Corriere della Sera - La Lettura
Il nuovo lavoro
La pandemia ha rivoluzionato la gerarchia dei valori. Prima era il «workaholic»: più ore, più soldi... Ora il virus ha destabilizzato priorità e comportamenti: i datori vengono sfidati sulle questioni etiche dell’azienda, sugli orari flessibili, sullo smartworking, su scelte che condizionano lo stile di vita. Perciò molti se ne vanno e i posti restano vuoti. Sociologi ed economisti hanno battezzato il fenomeno Great Resignation, epidemia di dimissioni. Ecco che cosa succede
«Èla prima volta dagli anni Ottanta — quando Ronald Reagan piegò la resistenza dei controllori del traffico aereo e mise alle corde il movimento sindacale — che il mondo del lavoro riacquista potere negoziale. E non parliamo solo di aumenti retributivi. La pandemia ha cambiato la gerarchia dei valori. Se prima era tutto un lavorare duro per più ore per guadagnare di più, oggi i datori di lavoro vengono sfidati sui comportamenti etici dell’azienda e su scelte che incidono sullo stile di vita e il benessere dei dipendenti, come la possibilità di lavorare in remoto o di distribuire l’orario in modo flessibile». Sostiene Richard Edelman — capo della società che porta il suo nome, maggiore azienda mondiale di consulenza e pubbliche relazioni con seimila dipendenti e 60 uffici internazionali (compresi Milano e Roma) — che il Covid-19 ha alzato l’asticella delle imprese: indagini come l’«Edelman Trust Barometer», il barometro della fiducia (un sondaggio periodico tra campioni di lavoratori di numerosi Paesi), confermano che, oltre al reddito e ai progressi di carriera, i dipendenti sono sempre più attenti all’impatto sociale della compagnia per la quale lavorano. «Se l’imprenditore li delude — aggiunge Edelman durante una discussione sull’improvvisa e massiccia mancanza di offerta di lavoro che si registra negli Stati Uniti e in altre parti del mondo — i dipendenti votano con i piedi: se ne vanno».
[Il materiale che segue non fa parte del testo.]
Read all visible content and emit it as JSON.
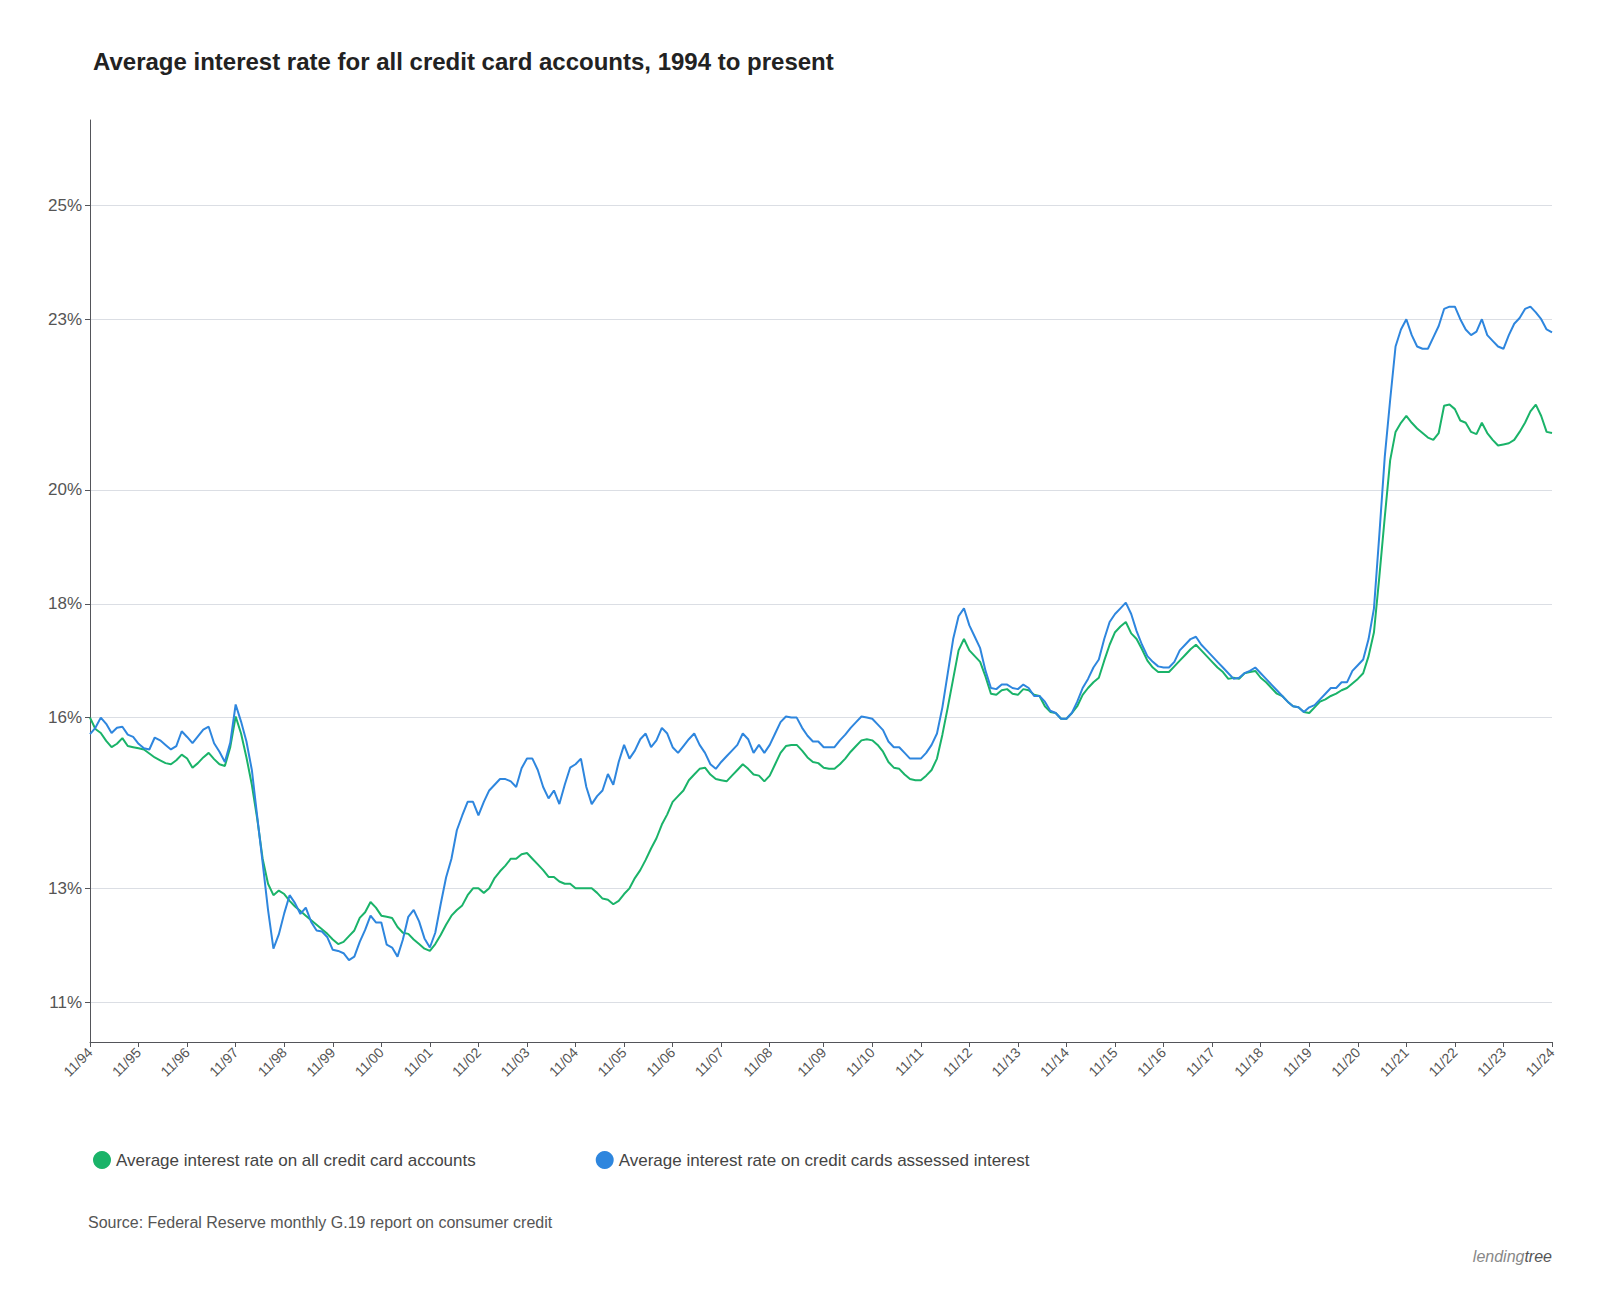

Vale solo per l’America, per i professionisti della conoscenza e per i mestieri più esposti e rischiosi o faticosi? Edelman non lascia nemmeno finire la domanda: «Il netturbino che raccoglie la spazzatura tra le ville sulle spiagge di Long Island, fino a tre anni fa lavorava tranquillo, anche se non era felice. Oggi che rischia in tempi di coronavirus e che raccoglie i rifiuti di gente che guadagna moltissimo più di lui, che lavora da casa e che non rischia nulla, è molto arrabbiato». Se può, protesta, sciopera o se ne va.
Due anni di semiparalisi per la pandemia hanno sconvolto l’economia ovunque, ma soprattutto negli Stati Uniti, che dipendono in modo massiccio dalla precisione cronometrica di catene logistiche colpite dall’infarto dei lockdown e ora riattivate con grande fatica. Ma il sistema-Paese paga anche l’improvvisa carenza di manodopera (oltre 10 milioni di posti disponibili sono scoperti) nelle professioni più sofisticate e in molti mestieri umili, nonostante buona parte degli oltre 20 milioni di lavoratori che hanno perso l’impiego all’inizio dell’epidemia non sia ancora tornata sul mercato del lavoro.
A colpire chi esamina questo fenomeno dal punto di vista sociale ed economico è il fatto che negli ultimi tre mesi censiti dal ministero del Lavoro 12,7 milioni di americani hanno lasciato il loro impiego: hanno scelto di cambiare attività, sono andati in pensione o hanno deciso di fare altro. In America la mobilità dei lavoratori è sempre stata abbastanza elevata, ma quella attuale registra un’impennata: ogni mese il 3 per cento degli occupati cambia casacca o smette di lavorare. E i numeri sono in crescita: dai 2,3 milioni mensili dell’era pre-Covid ai 3,3 milioni del settembre 2020, ai 4 milioni del luglio scorso, ai 4,4 milioni di questo settembre. Sociologi ed economisti hanno battezzato il fenomeno Great Resignation.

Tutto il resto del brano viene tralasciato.